This is timely information. The Washington Post has an article titled: Trump and Pence on science, in their own words, and they have a comments feature. Here are some excerpts from the news article, with bold font added by us for emphasis:
In the hours after the election of Donald Trump, Michael Lubell, director of public affairs for the American Physical Society in Washington, told the journal Nature that Trump will be “the first anti-science president we have ever had.”
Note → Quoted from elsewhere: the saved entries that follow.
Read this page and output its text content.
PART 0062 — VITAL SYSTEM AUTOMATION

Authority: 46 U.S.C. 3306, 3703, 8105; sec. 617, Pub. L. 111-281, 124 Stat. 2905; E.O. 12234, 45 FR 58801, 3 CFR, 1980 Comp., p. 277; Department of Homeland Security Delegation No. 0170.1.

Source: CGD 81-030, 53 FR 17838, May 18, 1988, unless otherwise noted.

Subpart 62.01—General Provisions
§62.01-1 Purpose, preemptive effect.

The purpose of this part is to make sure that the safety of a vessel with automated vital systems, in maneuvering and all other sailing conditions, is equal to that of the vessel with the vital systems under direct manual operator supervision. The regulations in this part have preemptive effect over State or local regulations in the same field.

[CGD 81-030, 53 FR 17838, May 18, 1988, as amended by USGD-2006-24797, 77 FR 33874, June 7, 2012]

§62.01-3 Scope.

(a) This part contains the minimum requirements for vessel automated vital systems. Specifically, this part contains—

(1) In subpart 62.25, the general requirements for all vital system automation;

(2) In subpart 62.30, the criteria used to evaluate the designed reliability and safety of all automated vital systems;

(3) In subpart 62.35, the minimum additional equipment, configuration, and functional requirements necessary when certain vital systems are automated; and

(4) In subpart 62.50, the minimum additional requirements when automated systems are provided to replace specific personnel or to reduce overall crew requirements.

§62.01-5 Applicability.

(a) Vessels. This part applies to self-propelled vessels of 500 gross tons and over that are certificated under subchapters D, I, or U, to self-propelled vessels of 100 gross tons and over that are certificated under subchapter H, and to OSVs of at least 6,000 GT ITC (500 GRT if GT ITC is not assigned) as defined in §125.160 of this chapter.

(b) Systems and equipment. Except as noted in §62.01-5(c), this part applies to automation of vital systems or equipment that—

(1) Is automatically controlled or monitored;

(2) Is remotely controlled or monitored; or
Whether that characterization is fair won’t be clear until Trump actually takes office. But Trump and Vice President-elect Mike Pence do not have a great track record. In the course of their careers and this campaign, they have made several false claims about science, eliding complexity and sometimes outright rejecting the conclusions of the vast majority of researchers. Often, they have repeated dangerous misconceptions about science, such as the nonexistent link between vaccines and autism, which could make it harder for researchers to communicate the truth.
We suspect that over the course of their careers, most politicians have said stupid things that reveal their scientific ignorance. Oh wait — the journalists recognize this. They say:
Trump and Pence are far from the only candidates to be wrong about science. But they are the ones who will enter the Oval Office in three months. So, in their own words, here are eight cases in which they have gotten science wrong — with an explanation of what the science actually says. Starting with Trump:
Okay, here it comes:
“I’m not a big believer in man-made climate change.” — Trump in an interview with Hugh Hewitt, Sept. 21, 2015
“Well, I think the climate change is just a very, very expensive form of tax. A lot of people are making a lot of money.” — interview on Fox and Friends, Jan. 18, 2016
“We’re going to cancel the Paris climate agreement.” — speech in Bismarck, N.D., May 26, 2016
Then they quote him saying something silly about vaccines and autism. Skipping that, and something about Ebola, and something else about wind farms, they give us this quote about the ozone layer:
“You know, you’re not allowed to use hair spray anymore because if affects the ozone. You know that, right? … I said, ‘Wait a minute — so if I take hair spray and if I spray it in my apartment, which is all sealed, you’re telling me that affects the ozone layer?’ ‘Yes.’ I say, no way, folks. Now way. That’s like a lot of the rules and regulations you people have in the mines, right? It’s the same kind of stuff.” — speech in Charleston, W.Va., May 5, 2016
We won’t panic over that. Then they quote a Tweet or something where he says:
Fracking poses ZERO health risks. In fact, it increases our national security by making us energy independent.
We’re not knowledgeable about fracking, so although we’re aware that it’s a big issue with environmentalists, we have no opinion. As with everything else, we assume Trump will get some expert advice before proposing any legislation. In other words, we think the country will survive.
Although the Washington Post probably dumped everything they could find into their article, that’s all they have from Trump, and there’s no hint that he would propose something crazy, like shutting down the space program.
The rest of the article is some creationist quotes from Vice President-elect Mike Pence. After one quote we already mentioned in an earlier post — see Mike Pence: Creationist? — they give us this:
“Charles Darwin never thought of evolution as anything other than a theory. He hoped that someday it would be proven by the fossil record but did not live to see that, nor have we … And now that we have recognized evolution as a theory, I would simply and humbly ask, can we teach it as such and can we also consider teaching other theories of the origin of species?” — speaking before Congress, July 11, 2002
Yeah, Pence is a hard-core creationist. Fortunately, it’s not an issue for the federal government, although it’s certainly disturbing to have someone like that so close to the Presidency. But there have probably been others before him, so we’re not going to lose any sleep over it.
Anyway, there you have it. Never let it be said that your Curmudgeon isn’t fair and balanced. Fortunately, the President isn’t the nation’s Scientist-in-Chief.